Kwiaty, które "mówią" o miłości
Kiedyś niezwykle popularna była „mowa kwiatów”, a jej znajomość – dość powszechna. Różne gatunki symbolizowały różne uczucia, dzięki temu, wręczając komuś kwiaty można było wiele wyrazić. Tradycyjne walentynkowe czerwone róże to symbol niezmąconej, pewnej i trwałej miłości. Dlatego są rzeczywiście dobrym wyborem. Szczególną "moc" ma bukiet z 12 czerwonych róż.
Ale wyrazem miłości są też czerwone tulipany. Anturium natomiast oznacza "uwielbiam Cię". Piękne orchidee, czyli storczyki świadczą o tym, że doceniamy zmysłowość naszej wybranki i wyznajemy jej miłość. Warto pamiętać, że poza popularnymi storczykami w doniczkach, są także cięte (przede wszystkim gatunek cymbidium). Wyglądają one bardzo okazale i z pewnością zachwycą obdarowaną kobietę.

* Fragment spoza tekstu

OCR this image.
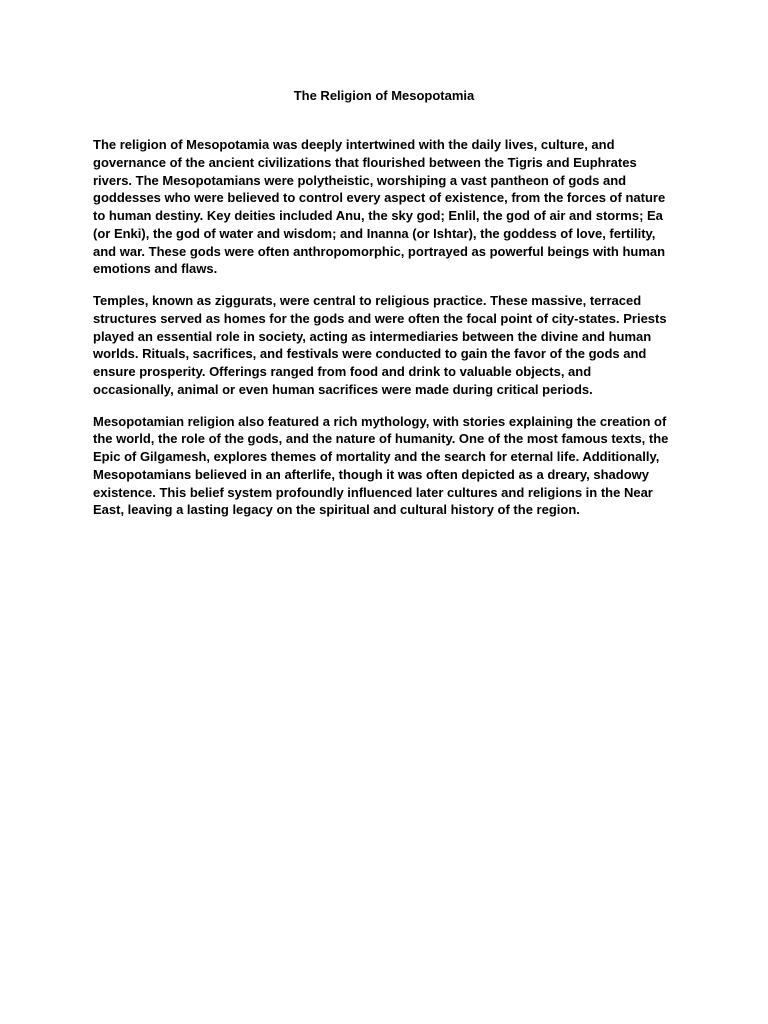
The Religion of Mesopotamia

The religion of Mesopotamia was deeply intertwined with the daily lives, culture, and governance of the ancient civilizations that flourished between the Tigris and Euphrates rivers. The Mesopotamians were polytheistic, worshiping a vast pantheon of gods and goddesses who were believed to control every aspect of existence, from the forces of nature to human destiny. Key deities included Anu, the sky god; Enlil, the god of air and storms; Ea (or Enki), the god of water and wisdom; and Inanna (or Ishtar), the goddess of love, fertility, and war. These gods were often anthropomorphic, portrayed as powerful beings with human emotions and flaws.

Temples, known as ziggurats, were central to religious practice. These massive, terraced structures served as homes for the gods and were often the focal point of city-states. Priests played an essential role in society, acting as intermediaries between the divine and human worlds. Rituals, sacrifices, and festivals were conducted to gain the favor of the gods and ensure prosperity. Offerings ranged from food and drink to valuable objects, and occasionally, animal or even human sacrifices were made during critical periods.

Mesopotamian religion also featured a rich mythology, with stories explaining the creation of the world, the role of the gods, and the nature of humanity. One of the most famous texts, the Epic of Gilgamesh, explores themes of mortality and the search for eternal life. Additionally, Mesopotamians believed in an afterlife, though it was often depicted as a dreary, shadowy existence. This belief system profoundly influenced later cultures and religions in the Near East, leaving a lasting legacy on the spiritual and cultural history of the region.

Możemy też wybrać coś z wiosennych kwiatów, które już pojawiają się w kwiaciarniach i sklepach. Dobrym wyborem będą żółte hiacynty (wyrażają szczęście w miłości), a stałość uczuć wyrazimy niebieskimi hiacyntami. Hiacynty najczęściej możemy kupić w doniczkach, cięte bywają rzadziej. Ale hiacynty doniczkach wyglądają pięknie i długo zdobią mieszkanie. Jeśli zdecydujemy się na wersję doniczkową, zadbajmy tylko o jej osłonięcie jakimś przybraniem (w kwiaciarni na pewno nam pomogą), żeby ładnie się prezentowała.
Na jakie kwiaty uważać
Ale kwiaty mogą "przekazywać" także niepożądane informacje. Dlatego trzeba uważać z cyklamenami (zwanymi fiołkami alpejskimi), które symbolizują ostateczne rozstanie. Ostrożność trzeba też zachować przy kolorach, np. żółte tulipany – zapowiadają rychły koniec związku, a żółte róże - informują o zazdrości.
Oczywiście możemy też machnąć ręką na całą symbolikę i kupić ukochanej jej ulubione kwiaty, nawet jeśli są to kaktusy.